Eine große Schwäche hat die neue Version von „The Punisher“ allerdings und hierbei handelt es sich leider Gottes um die Action. Denn davon gibt es sträflich wenig: Die sehr kurze Ballerei am Anfang, der Überfall auf die Castles, die beiden Szenen mit den Auftragskillern (Harry Heck und der Russe) sowie der Showdown – das war es bereits und einige dieser Szenen sind relativ kurz. Vor allem der Showdown ist erschreckend schnell vorüber. Dafür ist die Action wunderbar handgemacht und bietet einige Härten in dem bunten Gemisch aus Fights, Shoot-Outs und Verfolgungsjagden. Nur einmal wird CGI verwendet und zwar bei dem brennenden Punisher-Logo; das sieht aber im Gegensatz zu den vergleichbaren Szenen aus „The Crow“ und „Daredevil“ leider scheiße aus.
Thomas Jane erweist sich als hervorragende Besetzung der Titelrolle und holt vor allem schauspielerisch das raus, das Lundgren ihm durch seine hünehafte Größe voraushatte (dennoch sind beide äußerst charismatische Verkörperung des Punisher). Damit erweist er sich als potentieller neuer Actionstar (ein „Punisher“-Sequel mit mehr Action wäre definitiv erstrebenswert). Die Fieslinge sind allesamt ebenfalls sehr gut, wobei vor allem Will Patton überraschend groß aufspielt. Rebecca Romjin-Stamos, Ben Foster und John Pinette machen als moralische Instanz ihre Sache ganz gut und auch die Nebendarsteller spielen ziemlich überzeugend.
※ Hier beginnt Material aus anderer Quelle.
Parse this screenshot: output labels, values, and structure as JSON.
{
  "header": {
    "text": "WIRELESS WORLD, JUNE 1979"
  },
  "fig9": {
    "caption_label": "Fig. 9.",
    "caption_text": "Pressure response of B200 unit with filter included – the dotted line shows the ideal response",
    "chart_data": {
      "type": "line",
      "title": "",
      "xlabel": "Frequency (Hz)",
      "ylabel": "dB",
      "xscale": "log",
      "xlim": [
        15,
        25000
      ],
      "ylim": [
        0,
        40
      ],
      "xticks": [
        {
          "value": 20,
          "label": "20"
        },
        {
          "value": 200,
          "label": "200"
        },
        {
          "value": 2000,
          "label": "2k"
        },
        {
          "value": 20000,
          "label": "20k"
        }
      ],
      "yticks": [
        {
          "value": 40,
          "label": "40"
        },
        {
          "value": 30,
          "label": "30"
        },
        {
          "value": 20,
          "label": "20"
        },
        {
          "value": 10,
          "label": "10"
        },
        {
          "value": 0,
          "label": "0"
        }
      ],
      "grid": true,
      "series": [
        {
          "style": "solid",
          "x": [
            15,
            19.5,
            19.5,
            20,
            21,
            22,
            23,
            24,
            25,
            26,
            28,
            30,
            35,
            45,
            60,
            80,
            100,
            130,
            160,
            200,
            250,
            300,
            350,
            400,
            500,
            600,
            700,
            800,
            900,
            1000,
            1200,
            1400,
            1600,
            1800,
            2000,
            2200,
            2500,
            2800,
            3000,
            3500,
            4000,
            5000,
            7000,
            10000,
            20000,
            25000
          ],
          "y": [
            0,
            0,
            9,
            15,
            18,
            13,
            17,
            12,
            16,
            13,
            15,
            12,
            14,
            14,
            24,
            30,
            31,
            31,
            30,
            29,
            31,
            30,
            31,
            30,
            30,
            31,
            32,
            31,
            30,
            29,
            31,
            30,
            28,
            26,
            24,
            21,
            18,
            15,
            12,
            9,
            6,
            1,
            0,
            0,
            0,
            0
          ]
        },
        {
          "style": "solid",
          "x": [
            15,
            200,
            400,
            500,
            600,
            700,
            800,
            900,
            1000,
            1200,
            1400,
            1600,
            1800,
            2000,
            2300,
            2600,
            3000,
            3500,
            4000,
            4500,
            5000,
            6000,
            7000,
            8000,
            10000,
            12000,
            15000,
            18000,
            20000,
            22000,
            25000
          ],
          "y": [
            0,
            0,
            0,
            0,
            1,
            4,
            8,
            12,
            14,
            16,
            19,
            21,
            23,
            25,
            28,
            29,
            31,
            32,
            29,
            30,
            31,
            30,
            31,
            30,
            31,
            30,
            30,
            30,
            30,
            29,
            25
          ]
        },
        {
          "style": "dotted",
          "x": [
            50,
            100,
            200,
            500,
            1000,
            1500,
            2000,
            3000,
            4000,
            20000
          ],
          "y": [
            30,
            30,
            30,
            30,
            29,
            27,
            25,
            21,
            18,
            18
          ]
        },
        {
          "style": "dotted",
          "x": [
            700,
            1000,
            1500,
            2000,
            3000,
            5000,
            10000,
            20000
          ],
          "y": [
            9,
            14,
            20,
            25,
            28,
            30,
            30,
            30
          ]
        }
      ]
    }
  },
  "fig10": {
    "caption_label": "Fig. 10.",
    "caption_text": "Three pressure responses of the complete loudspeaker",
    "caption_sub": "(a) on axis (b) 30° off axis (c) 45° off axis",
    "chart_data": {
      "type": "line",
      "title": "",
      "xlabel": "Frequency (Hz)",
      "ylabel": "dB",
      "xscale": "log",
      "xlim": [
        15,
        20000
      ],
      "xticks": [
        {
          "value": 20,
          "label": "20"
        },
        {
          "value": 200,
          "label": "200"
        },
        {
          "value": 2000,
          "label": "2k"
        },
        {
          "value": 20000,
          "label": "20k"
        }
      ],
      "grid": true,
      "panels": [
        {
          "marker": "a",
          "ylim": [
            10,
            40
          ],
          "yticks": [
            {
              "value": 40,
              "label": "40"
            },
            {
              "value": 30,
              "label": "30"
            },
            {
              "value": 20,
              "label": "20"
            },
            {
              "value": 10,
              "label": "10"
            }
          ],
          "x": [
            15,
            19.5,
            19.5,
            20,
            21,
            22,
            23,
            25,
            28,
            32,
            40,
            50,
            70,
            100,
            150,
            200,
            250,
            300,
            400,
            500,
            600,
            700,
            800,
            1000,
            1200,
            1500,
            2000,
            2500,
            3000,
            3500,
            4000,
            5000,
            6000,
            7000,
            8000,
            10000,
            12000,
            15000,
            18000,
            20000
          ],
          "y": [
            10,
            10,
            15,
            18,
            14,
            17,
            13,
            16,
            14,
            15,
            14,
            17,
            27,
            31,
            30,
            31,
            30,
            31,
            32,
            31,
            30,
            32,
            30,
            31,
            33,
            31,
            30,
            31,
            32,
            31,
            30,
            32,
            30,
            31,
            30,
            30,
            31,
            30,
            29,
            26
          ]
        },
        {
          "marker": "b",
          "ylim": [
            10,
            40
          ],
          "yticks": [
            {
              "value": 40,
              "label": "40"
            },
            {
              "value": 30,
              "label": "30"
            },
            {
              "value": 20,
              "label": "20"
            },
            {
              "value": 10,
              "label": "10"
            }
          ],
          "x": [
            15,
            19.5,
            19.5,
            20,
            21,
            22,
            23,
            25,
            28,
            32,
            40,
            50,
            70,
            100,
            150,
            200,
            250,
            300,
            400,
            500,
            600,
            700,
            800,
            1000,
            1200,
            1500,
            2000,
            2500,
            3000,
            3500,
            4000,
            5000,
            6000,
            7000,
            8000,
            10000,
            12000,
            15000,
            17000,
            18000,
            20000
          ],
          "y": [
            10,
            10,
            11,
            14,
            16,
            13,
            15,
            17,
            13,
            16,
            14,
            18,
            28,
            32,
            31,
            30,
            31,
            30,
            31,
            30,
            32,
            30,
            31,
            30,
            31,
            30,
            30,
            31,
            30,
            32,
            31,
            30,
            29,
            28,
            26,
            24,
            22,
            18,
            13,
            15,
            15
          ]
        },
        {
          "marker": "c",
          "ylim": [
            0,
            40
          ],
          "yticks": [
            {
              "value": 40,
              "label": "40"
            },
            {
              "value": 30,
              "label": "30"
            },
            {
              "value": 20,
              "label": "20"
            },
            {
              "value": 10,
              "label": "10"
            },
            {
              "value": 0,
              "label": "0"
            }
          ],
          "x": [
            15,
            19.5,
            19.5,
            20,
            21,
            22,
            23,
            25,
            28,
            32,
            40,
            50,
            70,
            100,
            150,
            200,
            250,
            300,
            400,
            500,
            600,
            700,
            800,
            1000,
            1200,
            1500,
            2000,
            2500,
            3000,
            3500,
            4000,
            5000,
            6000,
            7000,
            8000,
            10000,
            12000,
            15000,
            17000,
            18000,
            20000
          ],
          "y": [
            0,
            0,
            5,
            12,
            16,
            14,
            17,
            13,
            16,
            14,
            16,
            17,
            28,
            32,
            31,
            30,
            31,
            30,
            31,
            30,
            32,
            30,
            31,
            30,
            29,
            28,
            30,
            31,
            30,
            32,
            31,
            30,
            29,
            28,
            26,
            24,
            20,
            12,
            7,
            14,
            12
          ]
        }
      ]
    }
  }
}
Die Story ist besser als bei der Erstverfilmung und die Charaktere kommen besser zur Geltung – aufgrund der geringen Actionmenge unterliegt die Neuauflage jedoch. Es reicht zu 6,5 Sternen meinerseits, was alles andere als schlecht ist, in diesem Falle aber klar hinter den Möglichkeiten und meinen Erwartungen.